第六話『タイム・イズ・マーシー』 5
『私の愛する夫、長月シュユへ
あなたはまだ、あの万年筆を使っているのですね。折角お得意様がプレゼントしてくださったのだから、新しい物を使えば良いのにと思う一方、それが嬉しくも思われます。
思い返せばあれを買ったのは、あなたが起業して間もない頃でした。当時は食べる物や着る物にも困って、あなたは筆記用具一つをとっても切り詰めて暮らしていましたね。
暫くして、仕事が何とか回り始めました。けれども相も変わらず、あなたは私が見ていて不安になるほどの倹約の暮らしを送っていましたね。私には様々な物を買ってやると仰っていましたが、添い遂げると決めた人を差し置いてそんなことは出来ないと、変なことで喧嘩をしたのも、まるで昨日のことのように、しかし懐かしく思い出されます。
そんなある日、あなたが万年筆を欲しがっていることを耳にしました。妻の私に言ってくださらないとはと怒りもしましたが、今ならあなたの考えていたこともよく分かります。

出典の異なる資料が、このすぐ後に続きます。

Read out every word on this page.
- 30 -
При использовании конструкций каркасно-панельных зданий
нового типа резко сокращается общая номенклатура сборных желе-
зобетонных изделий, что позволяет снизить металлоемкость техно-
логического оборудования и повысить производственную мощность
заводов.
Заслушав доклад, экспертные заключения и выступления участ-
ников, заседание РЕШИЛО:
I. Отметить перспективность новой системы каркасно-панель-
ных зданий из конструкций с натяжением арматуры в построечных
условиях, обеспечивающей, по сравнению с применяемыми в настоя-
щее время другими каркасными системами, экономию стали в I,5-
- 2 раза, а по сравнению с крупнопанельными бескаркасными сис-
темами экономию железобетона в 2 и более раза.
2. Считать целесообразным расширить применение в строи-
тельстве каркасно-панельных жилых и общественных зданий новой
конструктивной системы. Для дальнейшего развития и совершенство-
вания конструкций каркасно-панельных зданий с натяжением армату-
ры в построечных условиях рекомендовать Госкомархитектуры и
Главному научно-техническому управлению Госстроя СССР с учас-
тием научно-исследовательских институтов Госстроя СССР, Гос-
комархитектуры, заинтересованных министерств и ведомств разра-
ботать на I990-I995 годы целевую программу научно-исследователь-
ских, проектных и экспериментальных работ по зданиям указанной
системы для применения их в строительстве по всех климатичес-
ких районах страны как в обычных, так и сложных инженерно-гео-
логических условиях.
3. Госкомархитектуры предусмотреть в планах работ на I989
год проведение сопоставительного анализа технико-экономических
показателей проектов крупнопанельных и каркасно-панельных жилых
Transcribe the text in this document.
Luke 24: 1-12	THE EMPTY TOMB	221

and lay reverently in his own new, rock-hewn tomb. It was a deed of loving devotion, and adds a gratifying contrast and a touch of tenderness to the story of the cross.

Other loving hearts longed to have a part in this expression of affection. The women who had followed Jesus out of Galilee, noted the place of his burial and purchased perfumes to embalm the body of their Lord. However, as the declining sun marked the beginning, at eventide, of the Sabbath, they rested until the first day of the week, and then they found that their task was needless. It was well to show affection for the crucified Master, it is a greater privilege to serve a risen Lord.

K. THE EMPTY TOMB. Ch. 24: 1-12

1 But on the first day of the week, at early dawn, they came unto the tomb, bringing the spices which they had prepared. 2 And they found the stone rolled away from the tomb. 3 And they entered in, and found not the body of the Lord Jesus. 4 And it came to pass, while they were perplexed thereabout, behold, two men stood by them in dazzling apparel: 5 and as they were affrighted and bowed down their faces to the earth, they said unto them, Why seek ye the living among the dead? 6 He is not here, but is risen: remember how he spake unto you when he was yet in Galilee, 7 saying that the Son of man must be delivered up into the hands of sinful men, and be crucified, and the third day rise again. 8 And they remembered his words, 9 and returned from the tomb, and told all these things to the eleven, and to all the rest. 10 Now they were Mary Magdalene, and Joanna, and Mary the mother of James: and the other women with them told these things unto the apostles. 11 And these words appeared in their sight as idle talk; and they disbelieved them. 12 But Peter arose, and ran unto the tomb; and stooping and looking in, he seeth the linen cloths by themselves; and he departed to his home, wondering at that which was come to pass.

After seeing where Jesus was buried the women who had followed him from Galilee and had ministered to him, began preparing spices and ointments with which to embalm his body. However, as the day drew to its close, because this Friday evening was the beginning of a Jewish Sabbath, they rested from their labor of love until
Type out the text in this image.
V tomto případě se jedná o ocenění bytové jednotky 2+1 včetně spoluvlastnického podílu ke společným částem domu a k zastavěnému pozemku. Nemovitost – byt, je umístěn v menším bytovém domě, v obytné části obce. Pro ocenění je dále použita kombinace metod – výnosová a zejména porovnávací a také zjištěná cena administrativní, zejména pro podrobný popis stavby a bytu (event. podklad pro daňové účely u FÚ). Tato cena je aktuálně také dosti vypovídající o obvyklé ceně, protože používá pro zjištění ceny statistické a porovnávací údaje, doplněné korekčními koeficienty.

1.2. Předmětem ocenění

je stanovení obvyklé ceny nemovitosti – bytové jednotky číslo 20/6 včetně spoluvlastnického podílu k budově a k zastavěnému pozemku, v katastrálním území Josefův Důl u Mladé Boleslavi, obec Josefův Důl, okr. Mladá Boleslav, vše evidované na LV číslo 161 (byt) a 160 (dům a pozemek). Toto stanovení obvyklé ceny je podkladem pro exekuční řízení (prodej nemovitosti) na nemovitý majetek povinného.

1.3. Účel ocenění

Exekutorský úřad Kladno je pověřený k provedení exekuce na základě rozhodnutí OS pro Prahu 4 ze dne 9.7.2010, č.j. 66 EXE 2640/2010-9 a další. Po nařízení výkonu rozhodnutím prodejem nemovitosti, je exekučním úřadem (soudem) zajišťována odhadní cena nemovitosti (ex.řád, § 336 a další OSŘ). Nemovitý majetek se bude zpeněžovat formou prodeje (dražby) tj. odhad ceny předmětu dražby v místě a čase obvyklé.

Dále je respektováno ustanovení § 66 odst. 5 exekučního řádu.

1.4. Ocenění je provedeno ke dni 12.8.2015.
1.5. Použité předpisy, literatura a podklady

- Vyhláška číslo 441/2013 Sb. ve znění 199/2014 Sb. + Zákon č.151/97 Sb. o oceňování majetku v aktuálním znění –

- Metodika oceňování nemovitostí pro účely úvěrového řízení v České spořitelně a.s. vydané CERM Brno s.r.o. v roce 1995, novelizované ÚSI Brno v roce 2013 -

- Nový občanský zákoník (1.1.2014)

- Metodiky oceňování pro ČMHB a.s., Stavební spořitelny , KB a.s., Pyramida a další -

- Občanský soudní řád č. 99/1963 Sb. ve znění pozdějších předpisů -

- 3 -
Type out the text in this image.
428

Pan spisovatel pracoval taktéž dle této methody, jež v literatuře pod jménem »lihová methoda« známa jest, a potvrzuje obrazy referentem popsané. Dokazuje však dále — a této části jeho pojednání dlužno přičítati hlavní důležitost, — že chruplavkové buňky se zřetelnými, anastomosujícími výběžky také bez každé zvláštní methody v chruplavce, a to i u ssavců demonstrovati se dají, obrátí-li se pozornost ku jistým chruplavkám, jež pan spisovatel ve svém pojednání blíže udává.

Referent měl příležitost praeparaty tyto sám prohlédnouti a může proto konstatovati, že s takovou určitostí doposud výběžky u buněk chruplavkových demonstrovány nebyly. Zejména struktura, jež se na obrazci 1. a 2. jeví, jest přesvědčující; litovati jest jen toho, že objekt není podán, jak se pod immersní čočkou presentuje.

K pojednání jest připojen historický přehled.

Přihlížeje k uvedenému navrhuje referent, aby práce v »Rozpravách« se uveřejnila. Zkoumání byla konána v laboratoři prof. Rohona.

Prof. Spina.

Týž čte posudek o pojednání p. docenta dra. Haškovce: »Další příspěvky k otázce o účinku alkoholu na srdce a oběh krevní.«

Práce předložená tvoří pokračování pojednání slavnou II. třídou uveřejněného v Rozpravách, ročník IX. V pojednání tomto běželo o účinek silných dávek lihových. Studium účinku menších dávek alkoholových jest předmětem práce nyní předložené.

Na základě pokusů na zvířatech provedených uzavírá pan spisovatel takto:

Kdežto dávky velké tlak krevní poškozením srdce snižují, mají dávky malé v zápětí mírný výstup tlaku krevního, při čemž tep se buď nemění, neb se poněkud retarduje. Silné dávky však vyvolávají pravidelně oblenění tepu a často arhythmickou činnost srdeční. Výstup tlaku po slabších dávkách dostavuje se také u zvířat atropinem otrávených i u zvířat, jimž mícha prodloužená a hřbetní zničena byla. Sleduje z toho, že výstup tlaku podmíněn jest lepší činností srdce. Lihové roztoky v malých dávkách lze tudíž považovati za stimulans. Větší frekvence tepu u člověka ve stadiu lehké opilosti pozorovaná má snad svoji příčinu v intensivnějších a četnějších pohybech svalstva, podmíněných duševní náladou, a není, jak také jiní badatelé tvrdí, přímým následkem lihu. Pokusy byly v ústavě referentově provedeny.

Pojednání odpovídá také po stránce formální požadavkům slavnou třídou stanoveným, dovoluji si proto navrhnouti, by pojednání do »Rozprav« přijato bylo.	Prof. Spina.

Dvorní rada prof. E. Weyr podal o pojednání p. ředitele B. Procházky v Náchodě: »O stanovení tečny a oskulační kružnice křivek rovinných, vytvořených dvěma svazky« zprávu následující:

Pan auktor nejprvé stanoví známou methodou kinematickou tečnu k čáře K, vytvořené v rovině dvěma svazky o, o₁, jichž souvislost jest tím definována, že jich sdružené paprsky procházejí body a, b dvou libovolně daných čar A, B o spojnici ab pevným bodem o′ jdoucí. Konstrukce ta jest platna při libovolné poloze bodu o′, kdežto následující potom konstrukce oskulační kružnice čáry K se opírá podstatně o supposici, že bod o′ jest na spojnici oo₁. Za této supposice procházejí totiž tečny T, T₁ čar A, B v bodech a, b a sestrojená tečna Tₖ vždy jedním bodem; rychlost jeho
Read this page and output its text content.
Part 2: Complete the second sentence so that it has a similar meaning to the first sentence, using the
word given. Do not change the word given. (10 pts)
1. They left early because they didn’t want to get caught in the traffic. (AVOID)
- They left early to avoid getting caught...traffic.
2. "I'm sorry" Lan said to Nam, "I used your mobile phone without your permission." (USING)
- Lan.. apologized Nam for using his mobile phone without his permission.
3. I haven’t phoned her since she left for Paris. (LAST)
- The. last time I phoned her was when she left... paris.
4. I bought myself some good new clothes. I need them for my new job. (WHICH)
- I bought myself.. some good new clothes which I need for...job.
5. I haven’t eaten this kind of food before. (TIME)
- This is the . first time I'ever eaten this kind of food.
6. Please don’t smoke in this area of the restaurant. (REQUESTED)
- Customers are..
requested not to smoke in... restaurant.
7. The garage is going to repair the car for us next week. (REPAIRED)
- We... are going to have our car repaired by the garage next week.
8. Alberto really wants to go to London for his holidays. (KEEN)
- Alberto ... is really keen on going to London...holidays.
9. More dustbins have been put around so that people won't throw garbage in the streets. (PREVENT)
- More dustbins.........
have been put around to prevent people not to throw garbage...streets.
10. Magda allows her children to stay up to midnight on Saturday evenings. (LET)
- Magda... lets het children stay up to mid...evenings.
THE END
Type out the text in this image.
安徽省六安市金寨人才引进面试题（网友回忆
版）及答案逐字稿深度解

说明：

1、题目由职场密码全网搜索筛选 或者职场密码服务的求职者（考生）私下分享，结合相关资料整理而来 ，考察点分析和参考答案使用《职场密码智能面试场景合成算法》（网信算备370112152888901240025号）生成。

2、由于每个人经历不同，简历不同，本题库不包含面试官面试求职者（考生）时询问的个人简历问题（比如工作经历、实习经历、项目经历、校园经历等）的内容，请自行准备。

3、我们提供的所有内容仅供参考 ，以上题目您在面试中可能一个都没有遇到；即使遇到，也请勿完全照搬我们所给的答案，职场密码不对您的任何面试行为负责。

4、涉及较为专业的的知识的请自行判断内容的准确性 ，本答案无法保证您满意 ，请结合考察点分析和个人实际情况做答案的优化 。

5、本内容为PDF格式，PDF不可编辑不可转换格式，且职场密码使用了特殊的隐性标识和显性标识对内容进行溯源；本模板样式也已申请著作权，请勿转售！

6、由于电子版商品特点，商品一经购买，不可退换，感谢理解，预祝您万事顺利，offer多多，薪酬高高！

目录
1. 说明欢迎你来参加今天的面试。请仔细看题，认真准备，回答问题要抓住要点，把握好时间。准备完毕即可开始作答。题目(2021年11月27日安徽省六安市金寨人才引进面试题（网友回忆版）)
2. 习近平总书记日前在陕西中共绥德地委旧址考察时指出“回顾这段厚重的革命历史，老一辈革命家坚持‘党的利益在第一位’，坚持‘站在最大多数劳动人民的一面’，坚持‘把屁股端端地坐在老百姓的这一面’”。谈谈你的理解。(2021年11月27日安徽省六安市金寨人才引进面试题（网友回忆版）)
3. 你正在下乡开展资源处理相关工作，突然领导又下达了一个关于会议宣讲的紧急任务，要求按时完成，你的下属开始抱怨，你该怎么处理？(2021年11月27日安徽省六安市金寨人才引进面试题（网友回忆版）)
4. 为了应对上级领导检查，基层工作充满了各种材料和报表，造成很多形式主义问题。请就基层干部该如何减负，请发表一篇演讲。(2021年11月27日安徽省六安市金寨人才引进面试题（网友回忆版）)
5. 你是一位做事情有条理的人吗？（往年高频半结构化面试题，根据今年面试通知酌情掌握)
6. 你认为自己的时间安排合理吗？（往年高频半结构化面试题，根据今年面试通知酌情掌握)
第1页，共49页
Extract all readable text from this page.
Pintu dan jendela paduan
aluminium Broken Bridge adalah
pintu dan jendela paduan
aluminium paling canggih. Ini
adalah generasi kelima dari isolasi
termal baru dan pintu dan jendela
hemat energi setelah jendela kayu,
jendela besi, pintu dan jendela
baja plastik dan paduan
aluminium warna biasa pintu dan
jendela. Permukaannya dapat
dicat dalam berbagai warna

結局、私はあなたに黙って、私の自由に出来るお金を全て使って万年筆をあなたに贈りました。その時のあなたの驚いた顔といったら! 金を稼ぐのは男の役割だ、なんて言うものですから、私たちはまた妙な言い争いをしましたね。
だけど次の日から、あなたはあの万年筆をいかなる時も使ってくださいました。
次の日の朝、あなたが言ったことを覚えています。いつの日か、こんな万年筆程度は十単位で買い付けられるくらいの資産家になってみせる、と。それからあなたはそれまで以上に仕事に励むようになりました。
結婚三十年の記念日という今日この日に、私はふとあの日のことを思い出して慣れない手紙などをしたためました。
今の私には、あなたはあの日の誓いのために自分を殺しすぎているように思えます。
私たちも、もう長くはありません。それでもあなたと寄り添えた長い月日はかけがえのないものだと、胸を張って言えます。
いつの日か、私たちのどちらかが先に死んでしまったとしても。あの万年筆がある限り、あなたと私は永遠に共に在れるのだと信じております。ですから、もしも私がこの世から居なくなってしまったとしても、涙を堪える必要なんてないのですよ。ひょっとしたら、少し差し出がましいことに思われるかもしれませんが。
それではこの言葉をもちまして、この手紙の結びといたしましょう。
あなたの妻、長月チトセより』
最後の引き出しに安置されていた手紙の全てを読み終えたとき、私の目の前で佇む老人は何も言わなかった。ただこちらを突き刺すような眼光で見つめ、静かに唇を震わせているのみだった。
「……以上が、今回の依頼の品です。シュユさん」
私は机の上に、二つの万年筆とクリアファイル、そして妻からの手紙を全て並べる。老人はじっとそれを見つめた後、初めて口を開いた。
「何故……何故私を置いて逝った、チトセ」
痛切な響きを持った声が、部屋に木霊した。